Independent and joint associations of TV viewing time and snack food consumption with the metabolic syndrome and its components; a cross-sectional study in Australian adults.



Television (TV) viewing time is positively associated with the metabolic syndrome (MetS) in adults. However, the mechanisms through which TV viewing time is associated with MetS risk remain unclear. There is evidence that the consumption of energy-dense, nutrient poor snack foods increases during TV viewing time among adults, suggesting that these behaviors may jointly contribute towards MetS risk. While the association between TV viewing time and the MetS has previously been shown to be independent of adult's overall dietary intake, the specific influence of snack food consumption on the relationship is yet to be investigated. The purpose of this study was to examine the independent and joint associations of daily TV viewing time and snack food consumption with the MetS and its components in a sample of Australian adults.

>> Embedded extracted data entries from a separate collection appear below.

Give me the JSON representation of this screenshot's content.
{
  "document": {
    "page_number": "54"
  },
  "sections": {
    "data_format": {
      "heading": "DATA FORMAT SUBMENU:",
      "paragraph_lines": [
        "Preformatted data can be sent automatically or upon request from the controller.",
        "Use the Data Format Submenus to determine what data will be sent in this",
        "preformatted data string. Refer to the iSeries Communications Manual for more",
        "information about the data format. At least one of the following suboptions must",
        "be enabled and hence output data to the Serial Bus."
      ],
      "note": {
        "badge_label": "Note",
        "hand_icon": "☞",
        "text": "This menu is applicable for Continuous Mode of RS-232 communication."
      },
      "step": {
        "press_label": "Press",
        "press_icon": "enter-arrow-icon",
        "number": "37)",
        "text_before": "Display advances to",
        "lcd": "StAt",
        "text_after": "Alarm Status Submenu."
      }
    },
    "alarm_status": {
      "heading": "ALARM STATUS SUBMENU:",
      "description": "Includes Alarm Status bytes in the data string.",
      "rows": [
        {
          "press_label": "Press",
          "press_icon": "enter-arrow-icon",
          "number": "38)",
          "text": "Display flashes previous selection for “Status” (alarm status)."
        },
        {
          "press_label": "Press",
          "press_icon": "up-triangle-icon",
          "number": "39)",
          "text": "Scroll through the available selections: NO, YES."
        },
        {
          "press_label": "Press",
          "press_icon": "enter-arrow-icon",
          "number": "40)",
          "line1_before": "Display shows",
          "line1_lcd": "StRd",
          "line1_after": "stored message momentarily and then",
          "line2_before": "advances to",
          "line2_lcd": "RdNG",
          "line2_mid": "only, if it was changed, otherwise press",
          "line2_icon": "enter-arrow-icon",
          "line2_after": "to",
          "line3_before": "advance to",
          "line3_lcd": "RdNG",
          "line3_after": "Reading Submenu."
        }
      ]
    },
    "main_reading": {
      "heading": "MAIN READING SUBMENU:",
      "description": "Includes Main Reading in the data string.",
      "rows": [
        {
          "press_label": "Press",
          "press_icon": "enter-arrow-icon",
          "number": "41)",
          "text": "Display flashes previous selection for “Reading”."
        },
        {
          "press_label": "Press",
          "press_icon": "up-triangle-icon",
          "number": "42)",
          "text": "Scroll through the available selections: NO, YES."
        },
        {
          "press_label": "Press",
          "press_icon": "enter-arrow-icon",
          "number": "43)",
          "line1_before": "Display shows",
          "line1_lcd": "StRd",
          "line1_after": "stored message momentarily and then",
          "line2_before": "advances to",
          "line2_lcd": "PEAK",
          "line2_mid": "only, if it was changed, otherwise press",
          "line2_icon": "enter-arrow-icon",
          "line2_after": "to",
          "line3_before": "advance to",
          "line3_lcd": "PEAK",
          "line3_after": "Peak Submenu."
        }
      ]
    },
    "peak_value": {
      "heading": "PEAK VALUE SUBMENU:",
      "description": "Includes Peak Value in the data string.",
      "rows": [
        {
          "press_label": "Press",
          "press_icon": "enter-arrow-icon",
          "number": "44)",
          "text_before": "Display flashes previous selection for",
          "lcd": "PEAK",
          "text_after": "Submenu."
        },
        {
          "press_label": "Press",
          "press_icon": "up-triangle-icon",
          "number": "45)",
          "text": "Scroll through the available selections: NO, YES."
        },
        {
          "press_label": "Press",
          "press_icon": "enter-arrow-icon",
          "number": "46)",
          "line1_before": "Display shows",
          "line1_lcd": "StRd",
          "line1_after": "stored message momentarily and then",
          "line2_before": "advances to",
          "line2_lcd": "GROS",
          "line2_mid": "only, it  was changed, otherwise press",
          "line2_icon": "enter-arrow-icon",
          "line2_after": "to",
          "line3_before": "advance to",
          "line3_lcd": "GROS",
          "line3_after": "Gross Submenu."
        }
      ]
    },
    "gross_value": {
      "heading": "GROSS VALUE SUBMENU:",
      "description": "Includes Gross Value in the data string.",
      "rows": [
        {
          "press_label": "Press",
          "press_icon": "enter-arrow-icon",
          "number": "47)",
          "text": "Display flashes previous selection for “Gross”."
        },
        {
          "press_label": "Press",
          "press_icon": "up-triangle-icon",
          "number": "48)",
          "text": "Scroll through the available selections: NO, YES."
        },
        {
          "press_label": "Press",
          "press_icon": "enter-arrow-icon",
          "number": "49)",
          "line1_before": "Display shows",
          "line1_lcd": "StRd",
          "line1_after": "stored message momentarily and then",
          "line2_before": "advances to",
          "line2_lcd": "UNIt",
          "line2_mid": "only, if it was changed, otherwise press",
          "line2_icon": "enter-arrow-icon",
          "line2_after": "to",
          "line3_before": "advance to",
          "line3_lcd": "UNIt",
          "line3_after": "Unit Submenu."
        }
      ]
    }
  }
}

Population-based, cross-sectional study of 3,110 women and 2,572 men (>35 years) without diabetes or cardiovascular disease. Participants were recruited between May 1999 and Dec 2000 in the six states and the Northern Territory of Australia. Participants were categorised according to self-reported TV viewing time (low: 0-2 hr/d; high: >2 hr/d) and/or consumption of snack foods (low: 0-3 serves/d; high: >3 serves/d). Multivariate odds ratios [95% CI] for the MetS and its components were estimated using gender-specific, forced entry logistic regression.


OR [95% CI] for the MetS was 3.59 [2.25, 5.74] (p≤0.001) in women and 1.45 [1.02, 3.45] (p = 0.04) in men who jointly reported high TV viewing time and high snack food consumption. Obesity, insulin resistance and hypertension (women only) were also jointly associated with high TV viewing time and high snack food consumption. Further adjustment for diet quality and central adiposity maintained the associations in women. High snack food consumption was also shown to be independently associated with MetS risk [OR: 1.94 (95% CI: 1.45, 2.60), p < 0.001] and hypertension [OR: 1.43 (95% CI: 1.01, 2.02), p = 0.05] in women only. For both men and women, high TV viewing time was independently associated with the MetS and its individual components (except hypertension).


TV viewing time and snack food consumption are independently and jointly associated with the MetS and its components, particularly in women. In addition to physical activity, population strategies targeting MetS prevention should address high TV time and excessive snack food intake.